スマホの“子機”が続々と出てくるワケ:ITはみ出しコラム
iPhoneもAndroidも新モデルは大型化が目立つようになりました。高性能になって画面が見やすくなるのはいいことですが、大きすぎて持ちにくくもなってきています。その解決法として、いろいろなモノが出てきました。
先週は立て続けにスマートフォンの“子機”となる新製品が発表されました。
スマートフォンがどんどん巨大化して、性能が上がって画面が見やすくなる一方で持ちにくくなっているのを、子機でカバーするという考え方です。この現象に名前を付けたいのですが、いい言葉が思い浮かびません。「本末転倒」とも違うし……。
懐かしのPDAブランドを冠した「Palm」は、米Verizonのスマホ(iPhoneでもAndroidでも)を持っている人が、同じ電話番号で使えます。大きなスマホを持ち歩かなくても単体で基本的なことはできるAndroid搭載の“コンパニオン”端末です。
オリジナルとは全く違うモノになった「Palm」。サイズは50.6(幅)×96.6(高さ)×7.4(奥行き)mm、重さは約62.5gで、Snapdragon 435、メモリ3GB、ストレージ32GB、3.3型(445ppi)の液晶ディスプレイを搭載しています
携帯電話の番号を共有するというのはNTTドコモの「ワンナンバーサービス」のようですね。そして、そのドコモが発表した「ワンナンバーフォン ON 01」。こちらはAndroid 8.0以降を搭載したドコモのスマホと同じ携帯電話番号を共有する中国ZTE製の周辺機器です。

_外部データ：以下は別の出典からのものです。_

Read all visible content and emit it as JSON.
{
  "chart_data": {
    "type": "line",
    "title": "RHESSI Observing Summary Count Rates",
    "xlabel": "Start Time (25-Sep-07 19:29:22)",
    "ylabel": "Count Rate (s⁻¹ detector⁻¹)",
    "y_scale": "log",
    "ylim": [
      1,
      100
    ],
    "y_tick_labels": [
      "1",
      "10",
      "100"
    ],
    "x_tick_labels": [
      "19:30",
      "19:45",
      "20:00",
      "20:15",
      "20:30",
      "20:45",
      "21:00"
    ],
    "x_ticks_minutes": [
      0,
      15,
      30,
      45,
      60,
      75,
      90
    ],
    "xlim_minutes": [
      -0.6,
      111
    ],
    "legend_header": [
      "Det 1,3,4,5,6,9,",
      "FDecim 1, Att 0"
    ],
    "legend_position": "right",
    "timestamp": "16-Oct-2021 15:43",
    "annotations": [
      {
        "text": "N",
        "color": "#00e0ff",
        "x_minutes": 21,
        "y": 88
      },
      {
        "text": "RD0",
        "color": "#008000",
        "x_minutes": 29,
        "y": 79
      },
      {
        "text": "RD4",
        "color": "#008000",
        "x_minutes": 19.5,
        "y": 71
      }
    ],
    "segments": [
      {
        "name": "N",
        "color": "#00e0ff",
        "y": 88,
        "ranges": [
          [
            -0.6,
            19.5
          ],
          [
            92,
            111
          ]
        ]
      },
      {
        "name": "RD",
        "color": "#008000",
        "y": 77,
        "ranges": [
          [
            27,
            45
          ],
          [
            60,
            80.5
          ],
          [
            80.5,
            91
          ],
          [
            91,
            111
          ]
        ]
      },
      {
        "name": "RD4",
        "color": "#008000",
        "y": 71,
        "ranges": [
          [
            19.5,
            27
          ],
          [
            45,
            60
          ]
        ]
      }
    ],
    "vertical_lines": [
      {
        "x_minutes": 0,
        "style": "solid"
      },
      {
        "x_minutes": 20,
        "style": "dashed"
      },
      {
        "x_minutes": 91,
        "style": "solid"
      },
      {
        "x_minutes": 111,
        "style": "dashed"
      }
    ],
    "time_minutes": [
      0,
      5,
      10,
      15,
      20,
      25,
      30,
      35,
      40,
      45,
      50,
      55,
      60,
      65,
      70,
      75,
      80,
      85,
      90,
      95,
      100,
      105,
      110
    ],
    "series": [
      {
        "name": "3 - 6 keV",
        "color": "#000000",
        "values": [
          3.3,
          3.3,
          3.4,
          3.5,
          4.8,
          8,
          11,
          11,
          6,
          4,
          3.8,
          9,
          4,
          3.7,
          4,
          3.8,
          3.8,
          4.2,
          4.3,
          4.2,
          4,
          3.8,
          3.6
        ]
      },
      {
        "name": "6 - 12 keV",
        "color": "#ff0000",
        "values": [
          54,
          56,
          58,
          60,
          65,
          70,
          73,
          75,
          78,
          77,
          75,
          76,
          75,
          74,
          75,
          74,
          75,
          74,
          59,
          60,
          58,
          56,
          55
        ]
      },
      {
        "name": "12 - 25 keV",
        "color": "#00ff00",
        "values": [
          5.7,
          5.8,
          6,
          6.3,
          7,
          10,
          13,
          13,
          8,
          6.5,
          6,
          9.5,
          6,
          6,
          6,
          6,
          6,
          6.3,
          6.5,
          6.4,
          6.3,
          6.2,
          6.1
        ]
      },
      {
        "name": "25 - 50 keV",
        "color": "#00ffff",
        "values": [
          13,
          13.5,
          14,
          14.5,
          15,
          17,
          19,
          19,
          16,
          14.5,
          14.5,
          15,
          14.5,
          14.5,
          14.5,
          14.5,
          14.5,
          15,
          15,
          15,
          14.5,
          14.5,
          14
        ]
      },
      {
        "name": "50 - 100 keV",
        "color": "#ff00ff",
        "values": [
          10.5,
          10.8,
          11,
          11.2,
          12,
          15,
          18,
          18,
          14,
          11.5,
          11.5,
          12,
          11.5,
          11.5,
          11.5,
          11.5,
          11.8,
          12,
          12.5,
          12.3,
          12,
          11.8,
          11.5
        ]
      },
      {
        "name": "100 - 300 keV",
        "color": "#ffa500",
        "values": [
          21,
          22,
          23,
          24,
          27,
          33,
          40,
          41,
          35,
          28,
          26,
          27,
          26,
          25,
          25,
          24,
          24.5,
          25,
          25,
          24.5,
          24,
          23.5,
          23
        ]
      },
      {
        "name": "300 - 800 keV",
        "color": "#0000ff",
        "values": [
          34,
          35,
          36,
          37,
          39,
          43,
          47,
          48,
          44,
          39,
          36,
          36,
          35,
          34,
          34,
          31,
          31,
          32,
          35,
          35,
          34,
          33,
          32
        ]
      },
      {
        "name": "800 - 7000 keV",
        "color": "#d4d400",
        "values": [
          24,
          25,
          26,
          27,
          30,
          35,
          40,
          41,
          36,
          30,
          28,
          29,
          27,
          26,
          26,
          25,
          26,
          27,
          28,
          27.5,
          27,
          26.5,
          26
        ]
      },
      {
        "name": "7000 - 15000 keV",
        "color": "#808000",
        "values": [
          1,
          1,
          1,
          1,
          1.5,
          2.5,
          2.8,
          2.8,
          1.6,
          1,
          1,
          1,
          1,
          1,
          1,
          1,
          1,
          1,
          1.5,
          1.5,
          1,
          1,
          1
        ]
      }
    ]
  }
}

ドコモの製品紹介サイトでは「電話はコンパクトな子機で。動画視聴やネット閲覧は大画面の親機(スマホ)で。機能によって使い分けられるから便利・快適」と説明されています。
確かにスマホは巨大化しています。ベゼルを狭くすることで広いディスプレイを以前より小さな筐体に収められるようになってはいるものの、新製品が出るごとにディスプレイのサイズはまだ大きくなっていきそうです。
実際に6.5型の「iPhone XS Max」を片手で持ってみると、横幅だけでなく縦に長いので、私の小さな手では重心が上になりすぎて画面が上向きになるくらいです。
このままファブレット(スマホ+タブレット)的になっていくと、ASUSの「PadFone」シリーズのような“合体変形”的な進化方向もあるかなと思いましたが、新モデルはしばらく出ていません。
一方で「カードケータイ KY-01L」や「NichePhone-S 4G」、そして「Jelly Pro」のような機能を削って小型にした通話端末が出ているのも、スマホ巨大化の反動なのでしょう。
もちろん、「大きなスマホをいちいち取り出すのが面倒なだけなら、スマートウォッチで済むじゃないか」という意見もあります。「Apple Watch」でもウルトラ警備隊的な格好になることを気にしなければ通話だってできますし。
そのうちARメガネがもっと進化して違和感なく装着できるようになり、安全性も確保できたら、スマホ自体がテレビアニメ「電脳コイル」に出てくる電脳メガネのようなデバイスに取って代わられるかもしれません。
今回の子機はそれまでの過渡的な製品かなと思います。でも、小さきものをめでる族としては、1つ欲しい。かつてのPalmユーザーとしては、Palmが欲しい(でも、日本では販売予定なし……)。近所への買い物くらいならPalmだけパンツのバックポケットに入れて行けばいいし、本格的なお出かけならバッグに「Pixel 3」、ジャケットのポケットにPalmを入れておけば安心です。
そういえば、Androidの父と呼ばれるアンディ・ルービンさん率いる米Essential Productsも、スマホとは違う新しい端末を開発中だそうです。
こちらは子機という発想ではなく、ディスプレイを巨大化していくのとは違う方向への進化を目指しています。ディスプレイは小さく、入力は主に音声で行い、通話もできますが、ユーザーの代わりに電話に出てくれるのが特徴。最近の流行である「デジタルウェルビーイング(スマホ中毒対策)」に重点を置いたものになりそうです。
スマホの進化ペースは落ちても、その周辺にはまだ面白いことがありそうです。